Eine Weile lagen wir stillschweigend nebeneinander da, tauschten Küsse aus, bis Annabelle sich erhob. „Die Premiere", sagte sie auf meinen fragenden Blick hin und half mir hoch.
„Oh, richtig. Die Premiere." Ich spürte das Blut in meine Wangen schießen. Das hätte ich fast vergessen. „Kannst du mir bei etwas helfen?"
„Schon wieder?"
„Das wird das letzte Mal sein. Die Sache ist die, ich habe nur diesen Anzug zum Auftritt."

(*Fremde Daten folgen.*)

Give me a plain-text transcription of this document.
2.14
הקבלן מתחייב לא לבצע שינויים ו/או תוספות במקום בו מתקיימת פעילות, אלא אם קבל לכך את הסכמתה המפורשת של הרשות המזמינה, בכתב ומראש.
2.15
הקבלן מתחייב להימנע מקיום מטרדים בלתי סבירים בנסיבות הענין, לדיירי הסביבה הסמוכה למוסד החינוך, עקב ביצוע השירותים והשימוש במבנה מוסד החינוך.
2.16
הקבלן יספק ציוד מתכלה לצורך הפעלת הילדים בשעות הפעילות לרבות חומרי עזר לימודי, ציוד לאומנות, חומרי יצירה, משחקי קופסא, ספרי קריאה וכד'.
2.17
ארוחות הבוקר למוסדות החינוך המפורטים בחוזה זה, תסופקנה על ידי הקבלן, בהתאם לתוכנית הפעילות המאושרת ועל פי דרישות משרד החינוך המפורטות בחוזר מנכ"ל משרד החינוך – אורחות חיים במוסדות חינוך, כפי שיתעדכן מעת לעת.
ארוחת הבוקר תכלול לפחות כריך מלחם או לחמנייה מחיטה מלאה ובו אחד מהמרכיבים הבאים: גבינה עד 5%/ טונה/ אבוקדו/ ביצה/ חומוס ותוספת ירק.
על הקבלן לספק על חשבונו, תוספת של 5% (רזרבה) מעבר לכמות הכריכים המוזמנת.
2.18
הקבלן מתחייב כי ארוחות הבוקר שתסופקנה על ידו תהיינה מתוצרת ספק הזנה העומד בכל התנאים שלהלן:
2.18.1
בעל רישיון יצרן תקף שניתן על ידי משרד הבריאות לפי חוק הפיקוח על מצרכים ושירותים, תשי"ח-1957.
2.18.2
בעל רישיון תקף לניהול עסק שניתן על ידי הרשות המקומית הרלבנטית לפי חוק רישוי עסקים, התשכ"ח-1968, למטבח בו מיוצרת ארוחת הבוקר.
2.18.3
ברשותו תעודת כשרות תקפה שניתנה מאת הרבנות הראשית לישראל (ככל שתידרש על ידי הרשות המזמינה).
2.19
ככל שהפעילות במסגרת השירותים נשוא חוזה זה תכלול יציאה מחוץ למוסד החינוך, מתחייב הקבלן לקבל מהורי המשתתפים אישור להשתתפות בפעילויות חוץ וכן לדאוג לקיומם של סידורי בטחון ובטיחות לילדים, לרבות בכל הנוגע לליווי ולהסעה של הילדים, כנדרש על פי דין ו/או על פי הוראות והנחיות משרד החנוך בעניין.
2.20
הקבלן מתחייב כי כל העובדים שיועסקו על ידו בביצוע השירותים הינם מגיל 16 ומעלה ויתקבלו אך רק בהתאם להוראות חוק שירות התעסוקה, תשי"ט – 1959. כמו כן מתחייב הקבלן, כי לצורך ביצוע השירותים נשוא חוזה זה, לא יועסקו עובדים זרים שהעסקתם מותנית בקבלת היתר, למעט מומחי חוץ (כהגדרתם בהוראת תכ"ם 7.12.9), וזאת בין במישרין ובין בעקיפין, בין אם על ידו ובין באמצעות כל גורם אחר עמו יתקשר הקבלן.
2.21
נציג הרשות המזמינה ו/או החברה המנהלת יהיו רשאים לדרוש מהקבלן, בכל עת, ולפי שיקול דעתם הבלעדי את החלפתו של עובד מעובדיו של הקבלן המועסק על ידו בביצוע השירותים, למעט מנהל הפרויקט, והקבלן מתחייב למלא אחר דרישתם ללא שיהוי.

Annabelle schaute an mir runter bis zu den Knien, dann hoch und unsere Blicke begegneten. Sie schien weniger beunruhigt als erwartet. „Und? Das ist ein guter Ersatz."
„Es ist schwarz."
„Du hast die Solo-Rolle. Es wird nach Absicht aussehen, dass du raus stichst. Ich rede mit Paps, dass er es nicht so genau nehmen soll. Apropos Helfen, was hat es eigentlich mit diesem Familienerbstück, von dem ich wissen sollte auf sich?"
Meine Wangen wurden noch heißer. „Mir fiel in dem Moment nichts Besseres ein ... Bist du sauer?"
„Nicht mehr. „Sie hielt mir die Hand hin. „Bereit für den Auftritt deines Lebens?"
Ich hing mir das Amulett um und nahm Belles Hand. „Bereit."